Наполеон, жаждавший генерального сражения с первых дней войны, не думал о возможной неудаче. Предвкушая победу, он и воскликнул на заре перед боем: «Вот солнце Аустерлица!» Его цель заключалась в том, чтобы взять Москву и там, в сердце России, продиктовать Александру I победоносный мир. Для этого нужно и достаточно было, по мысли Наполеона, выиграть Бородинскую битву. План его был прост: сбить русские войска с занятых позиций, отбросить их в «мешок» при слиянии р. Колочи с Москвой-рекой и разгромить.
Бородинское побоище 26 августа 1812 г. – единственный в истории войн пример генерального сражения, исход которого и та и другая сторона сразу же объявили и доныне празднуют как свою победу, имея на то основания. Поэтому многие вопросы его истории, начиная с соотношения сил и кончая потерями, остаются спорными. Новый анализ старых данных[8] показывает, что Наполеон имел при Бородине 133,8 тыс. человек и 587 орудий, Кутузов – 154,8 тыс. человек и 640 орудий. Правда, регулярных войск у Кутузова было лишь 115,3 тыс. человек плюс 11 тыс. казаков и 28,5 тыс. ополченцев, но зато у Наполеона вся гвардия (19 тыс. лучших, отборных солдат) простояла весь день битвы в резерве, тогда как русские резервы были израсходованы полностью.

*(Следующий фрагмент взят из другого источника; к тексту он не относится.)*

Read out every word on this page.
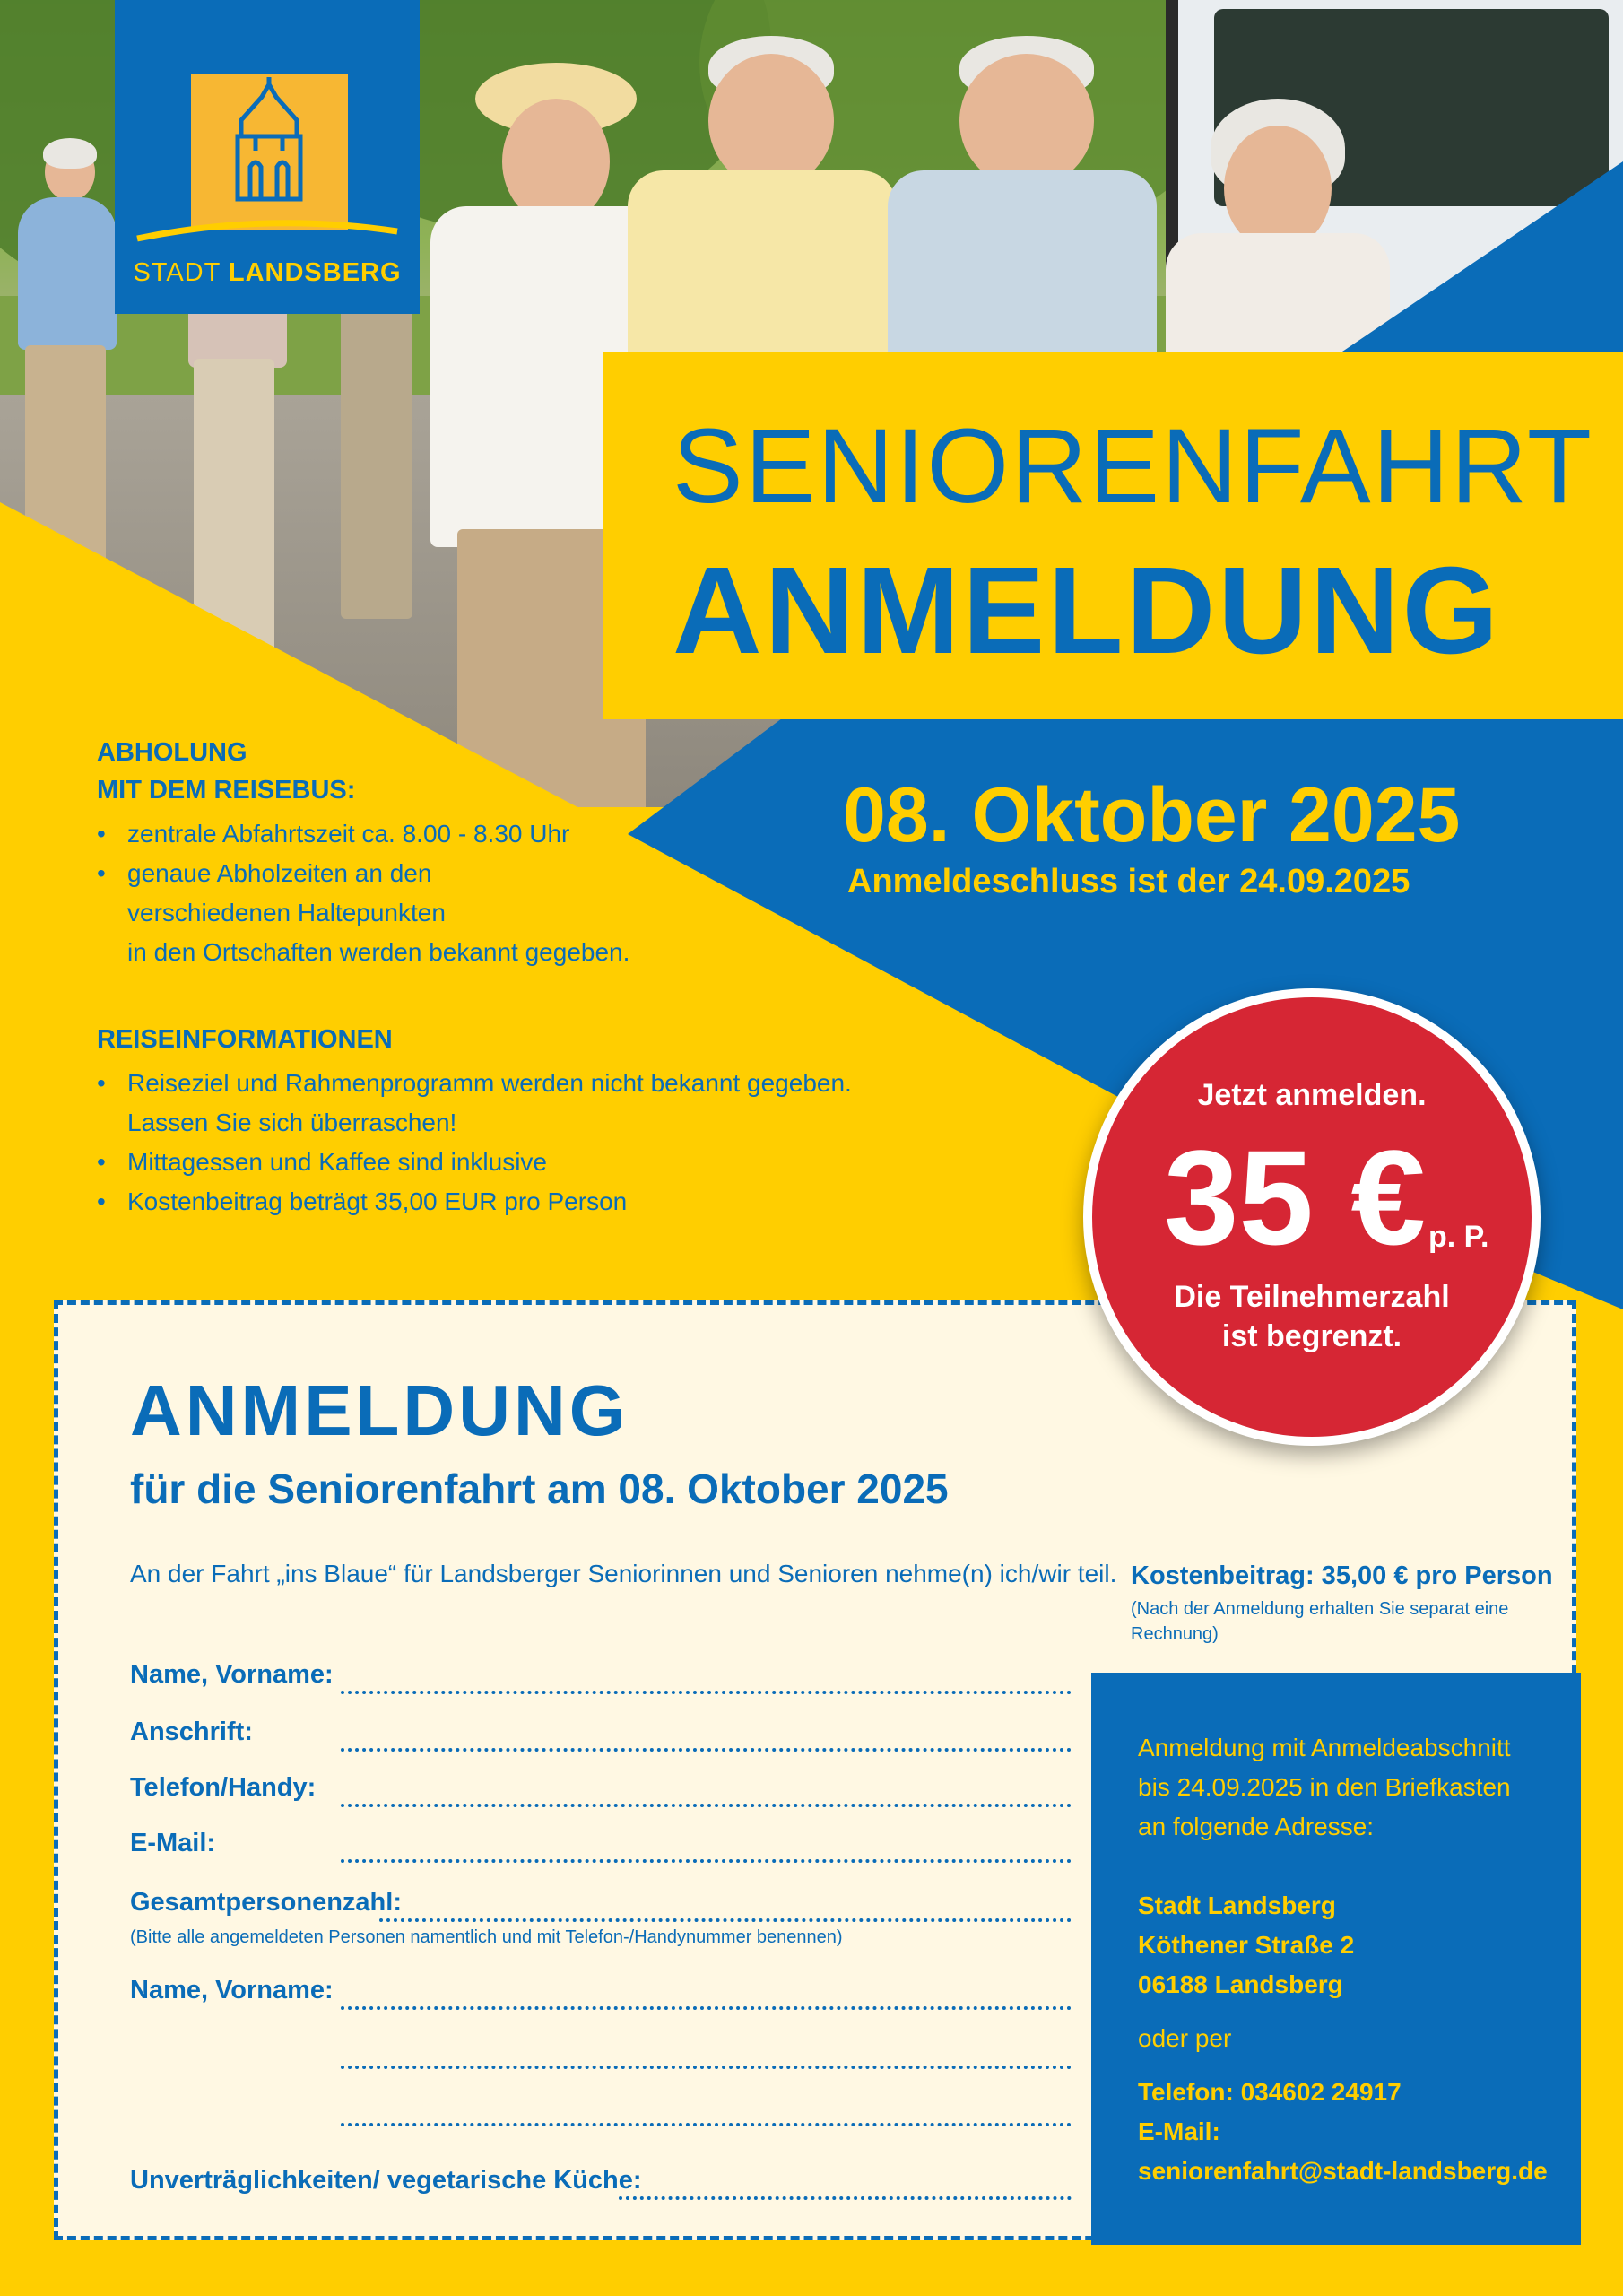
STADT LANDSBERG
SENIORENFAHRT
ANMELDUNG
08. Oktober 2025
Anmeldeschluss ist der 24.09.2025
ABHOLUNG
MIT DEM REISEBUS:
• zentrale Abfahrtszeit ca. 8.00 - 8.30 Uhr
• genaue Abholzeiten an den
verschiedenen Haltepunkten
in den Ortschaften werden bekannt gegeben.
REISEINFORMATIONEN
• Reiseziel und Rahmenprogramm werden nicht bekannt gegeben.
Lassen Sie sich überraschen!
• Mittagessen und Kaffee sind inklusive
• Kostenbeitrag beträgt 35,00 EUR pro Person
ANMELDUNG
für die Seniorenfahrt am 08. Oktober 2025
An der Fahrt „ins Blaue“ für Landsberger Seniorinnen und Senioren nehme(n) ich/wir teil.
Name, Vorname:
Anschrift:
Telefon/Handy:
E-Mail:
Gesamtpersonenzahl:
(Bitte alle angemeldeten Personen namentlich und mit Telefon-/Handynummer benennen)
Name, Vorname:
Unverträglichkeiten/ vegetarische Küche:
Kostenbeitrag: 35,00 € pro Person
(Nach der Anmeldung erhalten Sie separat eine Rechnung)

Anmeldung mit Anmeldeabschnitt

bis 24.09.2025 in den Briefkasten

an folgende Adresse:

Stadt Landsberg

Köthener Straße 2

06188 Landsberg

oder per

Telefon: 034602 24917

E-Mail:

seniorenfahrt@stadt-landsberg.de

Jetzt anmelden.
35 € p. P.
Die Teilnehmerzahl
ist begrenzt.
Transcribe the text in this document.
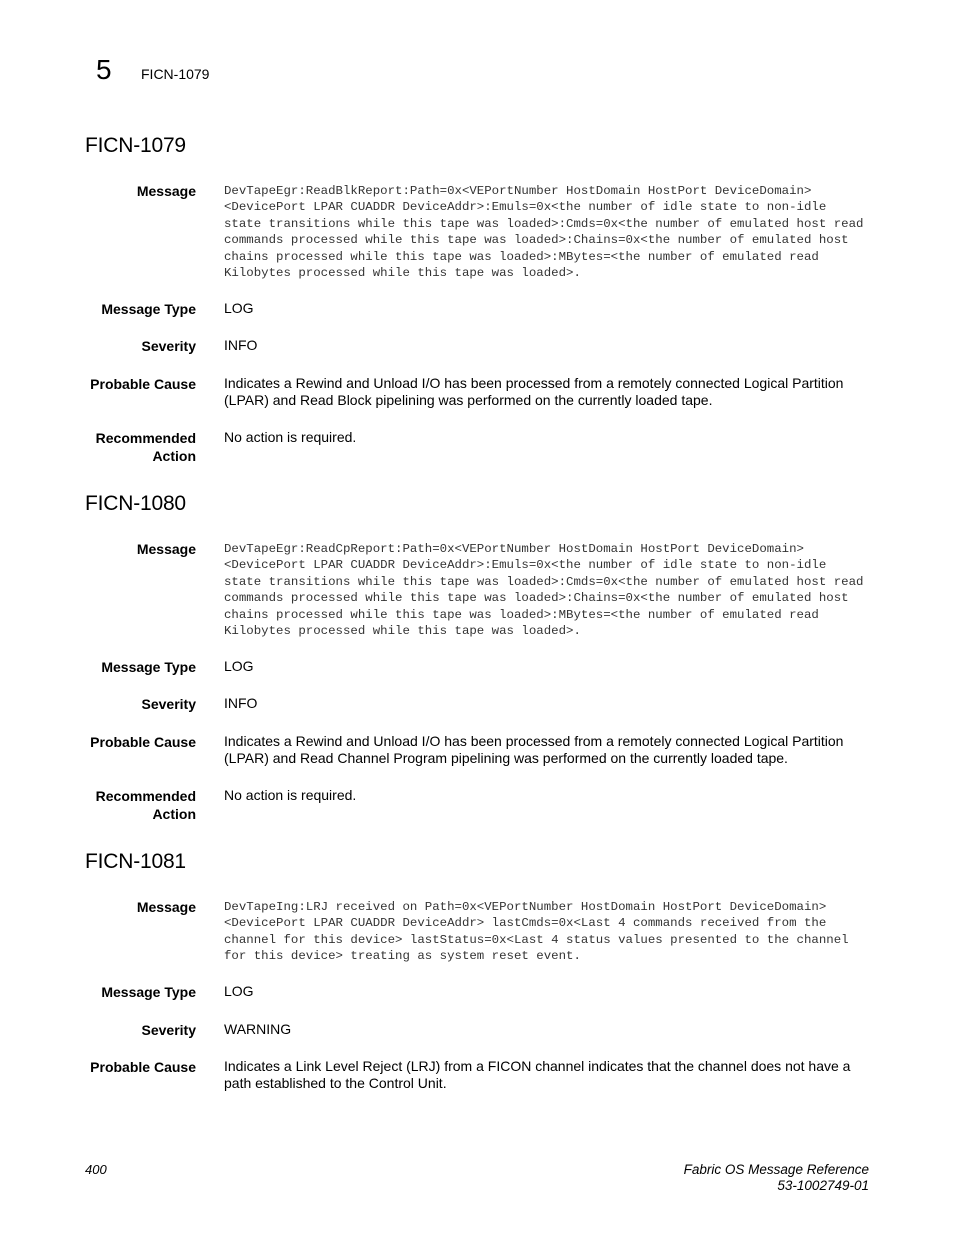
5 FICN-1079
FICN-1079
Message DevTapeEgr:ReadBlkReport:Path=0x<VEPortNumber HostDomain HostPort DeviceDomain><DevicePort LPAR CUADDR DeviceAddr>:Emuls=0x<the number of idle state to non-idle state transitions while this tape was loaded>:Cmds=0x<the number of emulated host read commands processed while this tape was loaded>:Chains=0x<the number of emulated host chains processed while this tape was loaded>:MBytes=<the number of emulated read Kilobytes processed while this tape was loaded>.
Message Type LOG
Severity INFO
Probable Cause Indicates a Rewind and Unload I/O has been processed from a remotely connected Logical Partition (LPAR) and Read Block pipelining was performed on the currently loaded tape.
Recommended
Action
No action is required.
FICN-1080
Message DevTapeEgr:ReadCpReport:Path=0x<VEPortNumber HostDomain HostPort DeviceDomain><DevicePort LPAR CUADDR DeviceAddr>:Emuls=0x<the number of idle state to non-idle state transitions while this tape was loaded>:Cmds=0x<the number of emulated host read commands processed while this tape was loaded>:Chains=0x<the number of emulated host chains processed while this tape was loaded>:MBytes=<the number of emulated read Kilobytes processed while this tape was loaded>.
Message Type LOG
Severity INFO
Probable Cause Indicates a Rewind and Unload I/O has been processed from a remotely connected Logical Partition (LPAR) and Read Channel Program pipelining was performed on the currently loaded tape.
Recommended
Action
No action is required.
FICN-1081
Message DevTapeIng:LRJ received on Path=0x<VEPortNumber HostDomain HostPort DeviceDomain><DevicePort LPAR CUADDR DeviceAddr> lastCmds=0x<Last 4 commands received from the channel for this device> lastStatus=0x<Last 4 status values presented to the channel for this device> treating as system reset event.
Message Type LOG
Severity WARNING
Probable Cause Indicates a Link Level Reject (LRJ) from a FICON channel indicates that the channel does not have a path established to the Control Unit.
400	Fabric OS Message Reference
53-1002749-01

Ход сражения сложился в пользу Наполеона. Располагая меньшими силами, он создавал на всех пунктах атаки (Ше-вардинский редут, с. Бородино, батарея Раевского, Багратионовы флеши, д. Семеновская и Утица) численное превосходство, заставляя русских отражать атаки вдвое, а то и втрое превосходящих сил. К концу битвы Наполеон занял все русские позиции от Бородина справа до д. Утицы слева, включая опорную Курганную высоту в центре. Поскольку русская армия после /44/ Бородина оставила Москву, что и требовалось Наполеону, он счел Бородинскую битву выигранной тактически и стратегически. Соотношение потерь тоже говорило в его пользу: французы потеряли, по данным Архива военного министерства Франции, 28 тыс. человек; русские, по материалам Военно-ученого архива Главного штаба России, – 45,6 тыс.[9]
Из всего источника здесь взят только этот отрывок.